Comment rendre la sobriété désirable ? Vous avez dix minutes.

Le territoire, c’est d’ailleurs le thème de la deuxième partie de cette conférence-débat, avec une réflexion autour de la démétropolisation.

Démétropolisation : vers un rééquilibrage territorial ville/campagne

Aujourd’hui, 80% de la population française vit dans une zone urbaine, 25 millions de français·es (38%) vivent dans des communes densément peuplées. Peut-on encore conjuguer la métropole et le bonheur humain quand les sons, les paysages et la nature ont disparu un peu partout de nos villes, et quand les coûts et les pollutions y compromettent autant le bien-être des habitants ? Que faire face à ce mal-être ? Tous partir à la campagne, dans une sorte d’« exode urbain » pour reprendre la formule du Manifeste pour une ruralité positive de Claire Desmares ?

Aujourd’hui nous avons besoin de « reterritorialisation », affirme l’élue bretonne. Nous sommes face à « des destins de territoires qui s’éteignent dans les campagnes dépeuplées » tandis que les gens s’entassent dans des métropoles surpeuplées. L’enjeu c’est de faire naître l’envie de vivre dans ces campagnes, de créer une image de la « ruralité positive ». « Ça fait des années qu’on nous dit, dans les campagnes : si tu veux réussir ta vie, casse-toi ! Aujourd’hui on veut pouvoir affirmer : si tu veux vivre à la campagne, tu peux le faire, c’est ici que ça se passe ! ».

« Ça fait des années qu’on nous dit, dans les campagnes : si tu veux réussir ta vie, casse-toi ! Aujourd’hui on veut pouvoir affirmer : c’est ici que ça se passe ! », Claire Desmares

D’autant que les métropoles sont tournées exclusivement vers la consommation, dénonce Claire Desmares.

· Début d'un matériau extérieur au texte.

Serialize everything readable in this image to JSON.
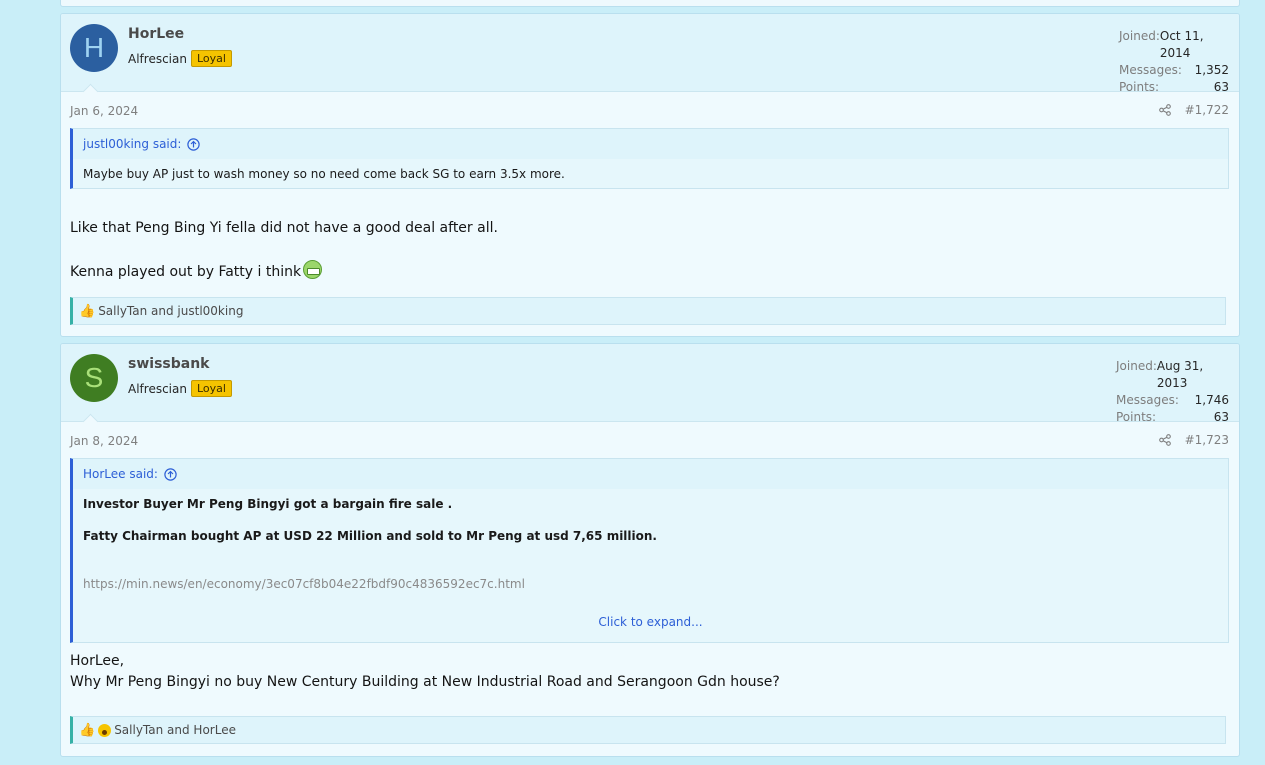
{
  "posts": [
    {
      "avatar_letter": "H",
      "username": "HorLee",
      "user_title": "Alfrescian",
      "badge": "Loyal",
      "stats": [
        {
          "label": "Joined:",
          "value": "Oct 11, 2014"
        },
        {
          "label": "Messages:",
          "value": "1,352"
        },
        {
          "label": "Points:",
          "value": "63"
        }
      ],
      "date": "Jan 6, 2024",
      "post_number": "#1,722",
      "quote": {
        "author": "justl00king said:",
        "text": "Maybe buy AP just to wash money so no need come back SG to earn 3.5x more."
      },
      "message": [
        "Like that Peng Bing Yi fella did not have a good deal after all.",
        "Kenna played out by Fatty i think"
      ],
      "reactions_text": "SallyTan and justl00king"
    },
    {
      "avatar_letter": "S",
      "username": "swissbank",
      "user_title": "Alfrescian",
      "badge": "Loyal",
      "stats": [
        {
          "label": "Joined:",
          "value": "Aug 31, 2013"
        },
        {
          "label": "Messages:",
          "value": "1,746"
        },
        {
          "label": "Points:",
          "value": "63"
        }
      ],
      "date": "Jan 8, 2024",
      "post_number": "#1,723",
      "quote": {
        "author": "HorLee said:",
        "line1": "Investor Buyer Mr Peng Bingyi got a bargain fire sale .",
        "line2": "Fatty Chairman bought AP at USD 22 Million and sold to Mr Peng at usd 7,65 million.",
        "link": "https://min.news/en/economy/3ec07cf8b04e22fbdf90c4836592ec7c.html",
        "expand": "Click to expand..."
      },
      "message": [
        "HorLee,",
        "Why Mr Peng Bingyi no buy New Century Building at New Industrial Road and Serangoon Gdn house?"
      ],
      "reactions_text": "SallyTan and HorLee"
    }
  ]
}
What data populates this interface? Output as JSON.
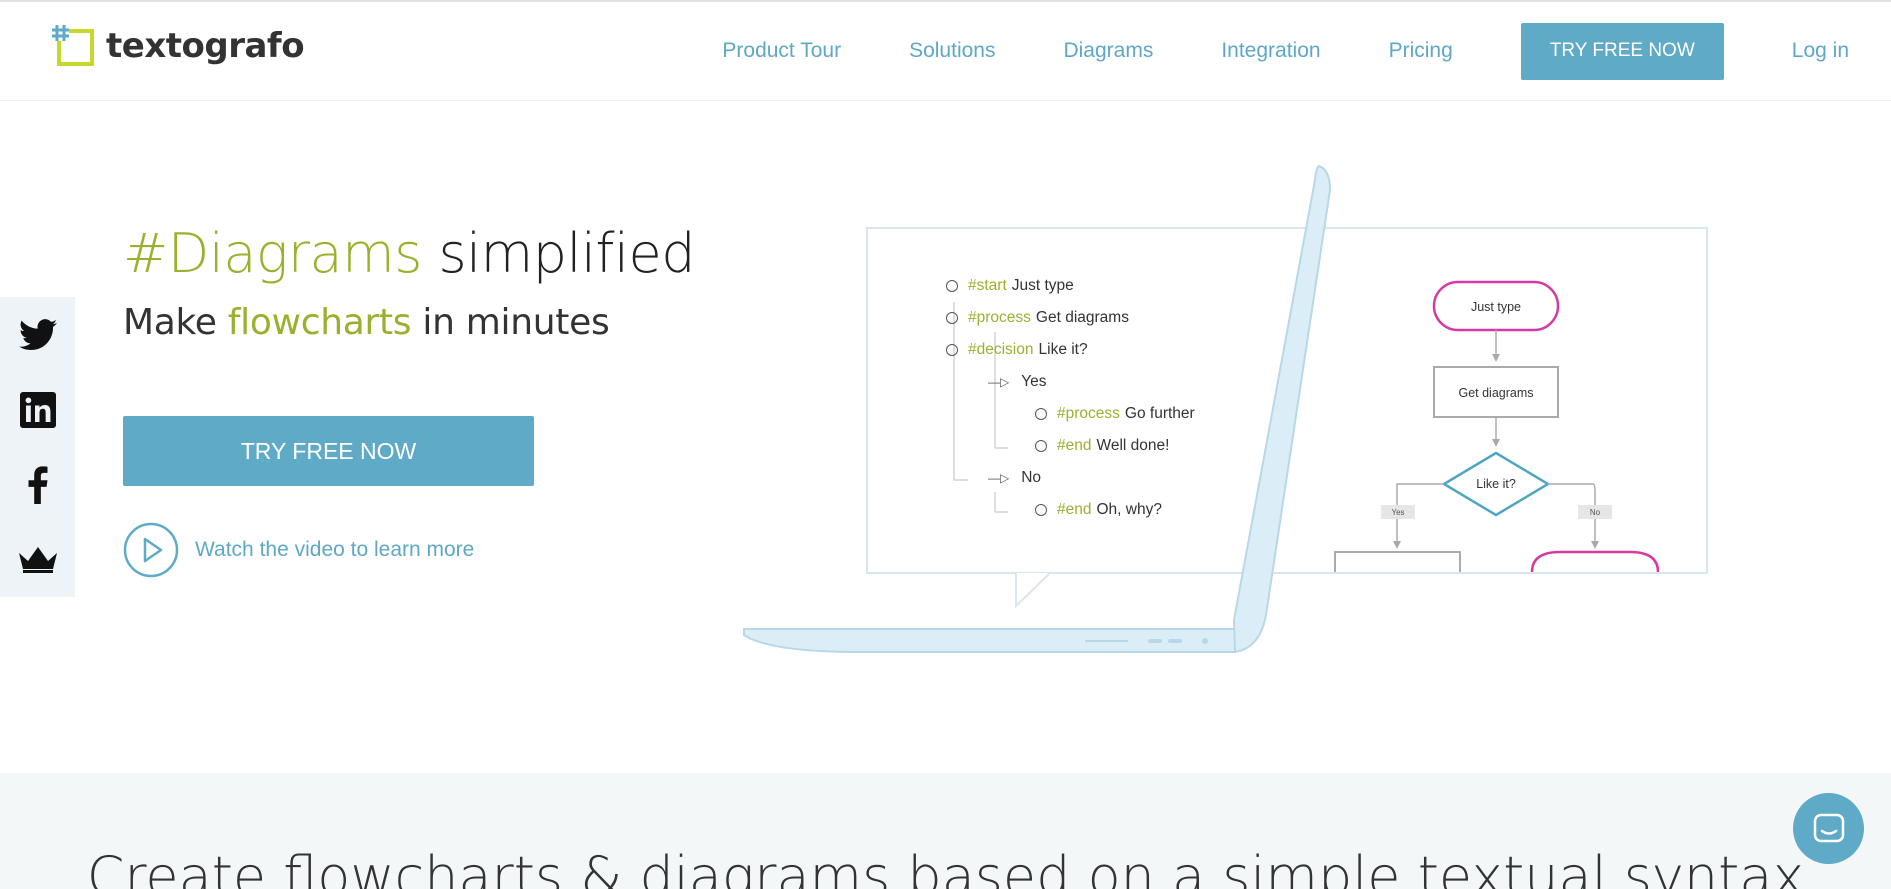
{
  "brand": {
    "name": "textografo"
  },
  "nav": {
    "items": [
      {
        "label": "Product Tour"
      },
      {
        "label": "Solutions"
      },
      {
        "label": "Diagrams"
      },
      {
        "label": "Integration"
      },
      {
        "label": "Pricing"
      }
    ],
    "cta_label": "TRY FREE NOW",
    "login_label": "Log in"
  },
  "social": {
    "icons": [
      "twitter-icon",
      "linkedin-icon",
      "facebook-icon",
      "crown-icon"
    ]
  },
  "hero": {
    "title_accent": "#Diagrams",
    "title_rest": " simplified",
    "subtitle_pre": "Make ",
    "subtitle_accent": "flowcharts",
    "subtitle_post": " in minutes",
    "cta_label": "TRY FREE NOW",
    "video_label": "Watch the video to learn more"
  },
  "illustration": {
    "list": [
      {
        "tag": "#start",
        "text": "Just type"
      },
      {
        "tag": "#process",
        "text": "Get diagrams"
      },
      {
        "tag": "#decision",
        "text": "Like it?"
      },
      {
        "branch": "Yes"
      },
      {
        "tag": "#process",
        "text": "Go further"
      },
      {
        "tag": "#end",
        "text": "Well done!"
      },
      {
        "branch": "No"
      },
      {
        "tag": "#end",
        "text": "Oh, why?"
      }
    ],
    "flow": {
      "start": "Just type",
      "process": "Get diagrams",
      "decision": "Like it?",
      "yes": "Yes",
      "no": "No"
    }
  },
  "band": {
    "title": "Create flowcharts & diagrams based on a simple textual syntax"
  },
  "colors": {
    "accent": "#99b12d",
    "brand_blue": "#5eaac7",
    "flow_pink": "#d63aa2",
    "flow_teal": "#4fa6c4"
  },
  "chat": {
    "icon": "chat-icon"
  }
}
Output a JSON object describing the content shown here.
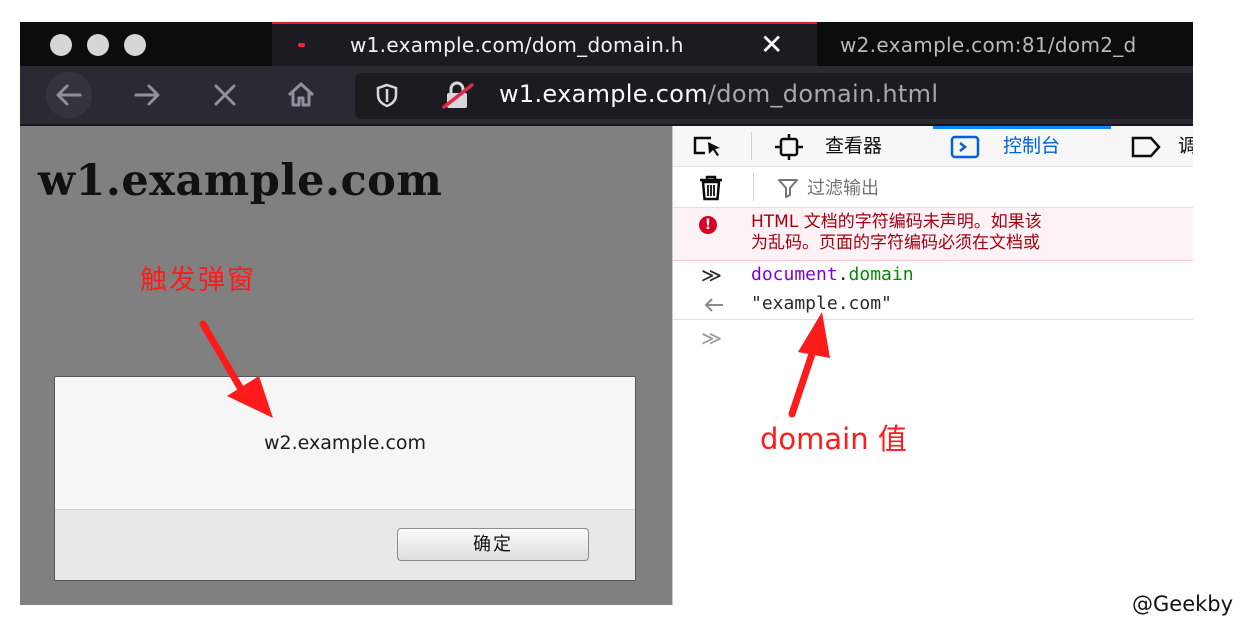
{
  "browser": {
    "active_tab_title": "w1.example.com/dom_domain.h",
    "second_tab_title": "w2.example.com:81/dom2_d",
    "url_host": "w1.example.com",
    "url_path": "/dom_domain.html"
  },
  "page": {
    "heading": "w1.example.com",
    "alert_message": "w2.example.com",
    "ok_button_label": "确定"
  },
  "devtools": {
    "tabs": {
      "inspector": "查看器",
      "console": "控制台",
      "debugger": "调"
    },
    "filter_placeholder": "过滤输出",
    "error_line1": "HTML 文档的字符编码未声明。如果该",
    "error_line2": "为乱码。页面的字符编码必须在文档或",
    "input_object": "document",
    "input_dot": ".",
    "input_property": "domain",
    "result_value": "\"example.com\""
  },
  "annotations": {
    "trigger_popup": "触发弹窗",
    "domain_value": "domain 值",
    "watermark": "@Geekby"
  },
  "colors": {
    "annotation_red": "#ff1b1b",
    "console_blue": "#0060df",
    "error_red": "#a4000f"
  }
}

Il est quasi impossible d’avoir des interactions dans des contextes non marchands en ville : « tous les espaces de sociabilité sont des espaces de consommation ». On se retrouve au bar, au restaurant, pour une expo, on consomme. Vivre à la campagne permet de sortir de ces relations consuméristes et offre donc une « qualité relationnelle incomparable », selon elle, loin des échanges superficiels dans des « milieux bruyants et alcoolisés » qu’offre la ville. D’ailleurs, les chiffres le montrent, dans un récent sondage, 80% des Français·es déclaraient vouloir vivre à la campagne.

Une piste intéressante, selon elle, pour envisager le rééquilibrage campagnes/métropoles est l’oscillation saisonnière avancée par Alessandro Pignocchi. Partant du constat qu’on va avoir besoin de bras pour dépasser l’agriculture mécanisée – le jour où on n’aura plus de pétrole, il faudra des gens pour travailler dans les champs sinon les villes n’auront rien à manger – il propose une sorte d’exode urbain saisonnier dans lequel les citadin·es quitteraient les villes l’été pour aller travailler dans les champs avant d’y repartir l’hiver venu.

Retour en arrière, solitude, chômage, etc., les idées reçues à déconstruire pour créer le récit d’une « ruralité positive »

Il ne s’agit même pas forcément d’un choix. Aujourd’hui, « l’imaginaire de la ville comme pourvoyeuse d’emplois n’est plus vrai », affirme Claire Desmares. « L’emploi urbain précarise, les revenus ne permettent plus de faire face aux coûts de la vie en ville au quotidien et, pour beaucoup de populations précarisées, vivre en ville n’est tout simplement plus possible matériellement ».

« L’imaginaire de la ville comme pourvoyeuse d’emplois n’est plus vrai, l’emploi urbain précarise », Claire Desmares

Mais pour cela, de nombreux contre-arguments à la vie à la campagne doivent être déconstruits, estime l’élue : on souffre plus de la solitude en ville, au milieu d’une foule d’anonymes avec lesquels on entretient des rapports superficiels, qu’à la campagne où la qualité relationnelle est bien meilleure, dit-elle. De même, retour à la terre ne signifie pas retour en arrière : « il y a l’électricité partout et bientôt on aura même la fibre ! », plaisante-t-elle. On développe par ailleurs d’autres formes de relations d’entraide et de solidarité à la campagne, comme des réseaux de coopération paysanne, bref, « pleins de chantiers positifs ! » conclue-t-elle.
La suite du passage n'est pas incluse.